Neither of these two strategies—cynicism or timidity—will work politically, and neither serves the interests of seniors or the country.

Instead of throwing grandma off a cliff, we are trying to save grandma’s Medicare. The case for reform has gotten stronger since 1995. Spending, borrowing and debt are all far greater problems now. Global bond markets are now openly skeptical of Washington’s ability to pay its creditors, as evidenced by Standard & Poor’s recent downgrade of U.S. debt from “stable” to “negative.” Such a downgrade would make higher borrowing costs and a painful fiscal restructuring likely, unless large spending reductions are enacted soon.

We go into this fight on much better ground than 16 years ago. There was no tea party then. A recent Wall Street Journal/NBC News poll found that three-fifths of Americans want a balanced budget. And according to a recent FreedomWorks poll, conducted by Luntz Global, 78% of swing-state voters think “no spending should be off-limits,” while 88% believe entitlement reform is “urgent and necessary.”

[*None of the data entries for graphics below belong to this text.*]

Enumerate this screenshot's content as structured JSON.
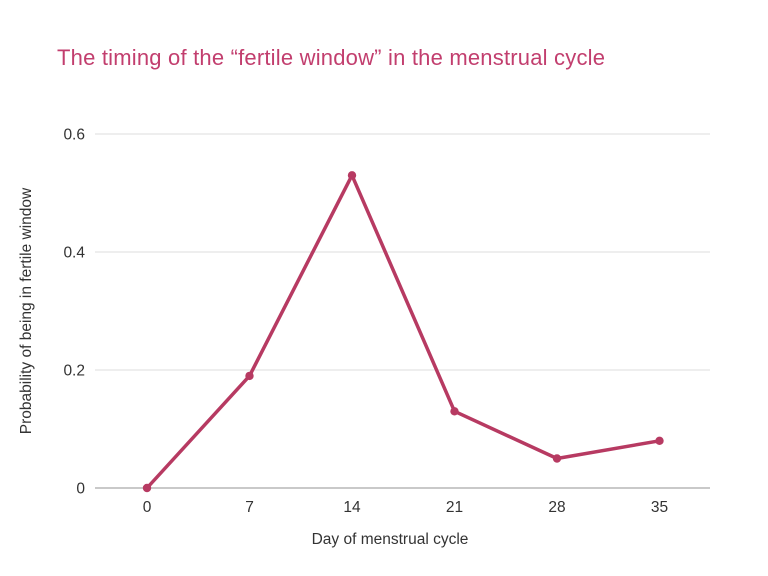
{
  "page": {
    "background_color": "#ffffff"
  },
  "title": {
    "text": "The timing of the “fertile window” in the menstrual cycle",
    "color": "#c23e6e"
  },
  "chart_data": {
    "type": "line",
    "title": "The timing of the “fertile window” in the menstrual cycle",
    "x": [
      0,
      7,
      14,
      21,
      28,
      35
    ],
    "values": [
      0,
      0.19,
      0.53,
      0.13,
      0.05,
      0.08
    ],
    "series_name": "Probability of being in fertile window",
    "xlabel": "Day of menstrual cycle",
    "ylabel": "Probability of being in fertile window",
    "xtick_labels": [
      "0",
      "7",
      "14",
      "21",
      "28",
      "35"
    ],
    "yticks": [
      0,
      0.2,
      0.4,
      0.6
    ],
    "ytick_labels": [
      "0",
      "0.2",
      "0.4",
      "0.6"
    ],
    "ylim": [
      0,
      0.6
    ],
    "grid": "horizontal-only",
    "legend": "none",
    "style": {
      "line_color": "#b73a62",
      "marker_color": "#b73a62",
      "marker_shape": "circle",
      "gridline_color": "#e3e3e3",
      "zeroline_color": "#c9c9c9",
      "axis_text_color": "#333333"
    }
  }
}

Mr. Ryan has bravely started a debate the country needs, putting forth a proposal that fiscally conservative, limited-government reformers can strongly support. If we could improve on his plan in just one respect, it would be to give seniors still more choice and control.

Under today’s Medicare, seniors are subject to an individual mandate more subtle but just as coercive as ObamaCare’s. By regulation, seniors must enroll in Medicare or forgo their Social Security checks. By law, they are denied the right to go outside of Medicare and buy the kind of private insurance they prefer. They are thus trapped within a single-payer government monopoly. Add budget pressures to the mix, and you have the perfect conditions for rationing.

Mr. Ryan’s proposal for “premium support”—a publicly funded system of competing private health plans in a tightly regulated government “exchange”—would save money. But as a form of “managed” competition it’s not a true market, and thus it can only work when individuals are compelled to participate.

It’s no accident that proposals like HillaryCare, RomneyCare, ObamaCare and premium support have many similarities. All assume that government can set up a bureaucratic “marketplace” or “exchange,” force individuals to participate in it, and somehow produce better results than could a real market with real consumers shopping for real value.

Managed competition is better than bureaucracy, to be sure, but real competition is even better. Besides, liberty is every person’s natural, unalienable right. The obvious and simple remedy for the flaws of managed competition is to let individuals opt out. While those choosing to exit would lose their Medicare subsidies, they would gain something more precious: the freedom to use their own money to buy the insurance they want, without fear of government rationing or losing their Social Security benefits. This reform would make Medicare better—and the Ryan plan more politically defensible.

The politics of spending has changed. Most Americans understand the math and recognize the challenge. They want to get behind bold, principled entitlement reforms that can save the country from a debt collapse while making the safety net stronger and individuals freer. The Ryan plan plus Medicare freedom is such a reform.

Any serious GOP presidential candidate must be absolutely clear on this issue. Kicking the can down the road is no longer an option. A candidate who is timid on entitlement reforms is not qualified to be president.